LA PHILOSOPHIE ESOTERIQUE : l’héritage universel
« Une tentative pour remplacer les anneaux brisés dans l’histoire des nations disparues »
Le terme « philosophie » est ici approprié, car le vrai philosophe, l’étudiant de la sagesse ésotérique, doit entièrement perdre de vue les personnalités, les croyances dogmatiques et les religions particulières. Car cette conception concilie toutes les religions, dépouille chacune de ses vêtements extérieurs, humains, et montre qu’elle a la même racine que toutes les grandes cosmogonies – dans la mesure où elle prouve la nécessité d’un Principe Divin Absolu dans la Nature (nécessité pour l’homme ; car « Dieu sait ce qu’en pense la Nature ! ».
Elle refuse seulement d’accepter l’idée séparative des religions dites monothéistes, dans leurs rivalités et leurs désirs d’hégémonie à l’origine de bien des catastrophes humaines.
Pour l’Inde par exemple, la Religion-Sagesse est l’héritage de toutes les nations du monde. Les fondations de cet héritage se trouvent réunies dans les 7 volumes sacrés tibétains de Kiu-Té[1]. Ce dernier est une chronique de l’inde ancienne, qui relate entre autres choses la création du monde et de l’homme[2], ce qui a abouti à son rejet par l’Eglise Catholique bien que le fond de l’histoire soit exactement le même. Seuls les termes changent (Dieux et fils de Dieu, jours de la création et roues…). [3]
Par ailleurs, cette philosophie refuse aussi d’accepter pour acquis les dogmes divulgués par quelque église que ce soit, et cherche plutôt à tracer l’origine de ce dogme.
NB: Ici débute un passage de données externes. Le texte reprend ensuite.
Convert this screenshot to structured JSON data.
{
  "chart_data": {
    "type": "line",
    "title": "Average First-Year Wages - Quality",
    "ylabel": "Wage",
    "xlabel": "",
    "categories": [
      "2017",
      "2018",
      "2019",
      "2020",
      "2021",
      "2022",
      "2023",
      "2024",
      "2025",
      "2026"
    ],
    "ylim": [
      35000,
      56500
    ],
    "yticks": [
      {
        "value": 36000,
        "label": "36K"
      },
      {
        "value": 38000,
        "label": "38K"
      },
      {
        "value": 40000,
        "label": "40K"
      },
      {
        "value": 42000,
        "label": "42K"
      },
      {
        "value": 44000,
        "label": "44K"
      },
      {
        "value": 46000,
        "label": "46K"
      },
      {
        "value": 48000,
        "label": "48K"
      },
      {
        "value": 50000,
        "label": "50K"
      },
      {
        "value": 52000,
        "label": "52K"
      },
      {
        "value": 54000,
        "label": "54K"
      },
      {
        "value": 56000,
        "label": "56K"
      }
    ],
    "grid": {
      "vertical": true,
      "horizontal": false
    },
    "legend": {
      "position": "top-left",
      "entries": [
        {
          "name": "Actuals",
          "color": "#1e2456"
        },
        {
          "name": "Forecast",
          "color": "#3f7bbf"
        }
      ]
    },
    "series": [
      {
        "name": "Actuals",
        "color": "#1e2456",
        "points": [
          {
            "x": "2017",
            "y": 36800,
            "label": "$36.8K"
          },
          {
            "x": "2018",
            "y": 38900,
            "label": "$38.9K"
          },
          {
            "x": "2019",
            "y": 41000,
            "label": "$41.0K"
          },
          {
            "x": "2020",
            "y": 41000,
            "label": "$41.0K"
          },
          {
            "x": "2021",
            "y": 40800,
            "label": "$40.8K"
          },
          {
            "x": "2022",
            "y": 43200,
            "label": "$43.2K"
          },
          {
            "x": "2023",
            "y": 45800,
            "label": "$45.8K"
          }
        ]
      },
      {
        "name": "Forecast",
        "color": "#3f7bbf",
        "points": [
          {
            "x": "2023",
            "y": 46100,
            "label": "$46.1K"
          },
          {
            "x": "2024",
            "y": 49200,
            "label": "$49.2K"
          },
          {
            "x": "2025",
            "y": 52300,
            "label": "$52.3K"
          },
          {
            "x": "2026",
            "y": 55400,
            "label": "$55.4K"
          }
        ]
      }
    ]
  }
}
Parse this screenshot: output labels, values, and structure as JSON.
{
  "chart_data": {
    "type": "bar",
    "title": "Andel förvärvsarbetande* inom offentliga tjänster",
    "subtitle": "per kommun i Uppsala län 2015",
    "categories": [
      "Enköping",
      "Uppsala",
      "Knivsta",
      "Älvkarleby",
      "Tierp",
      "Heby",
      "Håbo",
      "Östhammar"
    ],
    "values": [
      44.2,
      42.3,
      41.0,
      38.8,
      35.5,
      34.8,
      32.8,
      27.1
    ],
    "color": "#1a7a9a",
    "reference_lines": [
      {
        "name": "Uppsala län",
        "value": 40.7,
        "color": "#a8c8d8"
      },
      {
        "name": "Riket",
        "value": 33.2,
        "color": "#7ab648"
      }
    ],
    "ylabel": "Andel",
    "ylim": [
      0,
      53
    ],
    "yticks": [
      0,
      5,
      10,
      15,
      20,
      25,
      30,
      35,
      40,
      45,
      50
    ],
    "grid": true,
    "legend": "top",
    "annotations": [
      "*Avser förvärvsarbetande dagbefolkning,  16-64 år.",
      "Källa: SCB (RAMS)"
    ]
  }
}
Pour exemple, le compagnon de Jésus nommé plus tard Saint-Pierre dans l’église catholique s’appelait en fait Simon Bar-Jona (fil de Jonas) et avait pour surnom « Kephas » qui signifie « roc » en araméen. La raison en était certainement son caractère solide et le soutien infaillible qu’il apportait au prédicateur Jésus. Mais on ne sait pas qui lui a attribué ce surnom, de Jésus ou de Matthieu dans son Evangile, en procédant à une analogie phonique (paronomase) entre les termes araméens et grecs. (source Wikipedia)
Cette philosophie a donc pour « objet de recherche » les traces laissées par les anciennes civilisations, comme preuves de l’unicité fondamentale… avec peut être pour but de réconcilier tout le monde, préalable indispensable à la survie de l’espèce humaine actuelle.
Elle s’appuie sur le fait que d’une part, un nombre incalculable de manuscrits et même d’ouvrages imprimés, dont on connaissait l’existence, ne peuvent plus être retrouvés par les Orientalistes contemporains. Ils ont disparu sans laisser derrière eux la moindre trace… Tels par exemple les commentaires du Tao-te-King de Lao-Tseu, qui est incompréhensible sans eux. De même, à l’exception de quelques fragments très douteux quant à leur authenticité, toute la littérature sacrée des Chaldéens a disparu aux yeux profanes, aussi complètement que l’Atlantide perdue.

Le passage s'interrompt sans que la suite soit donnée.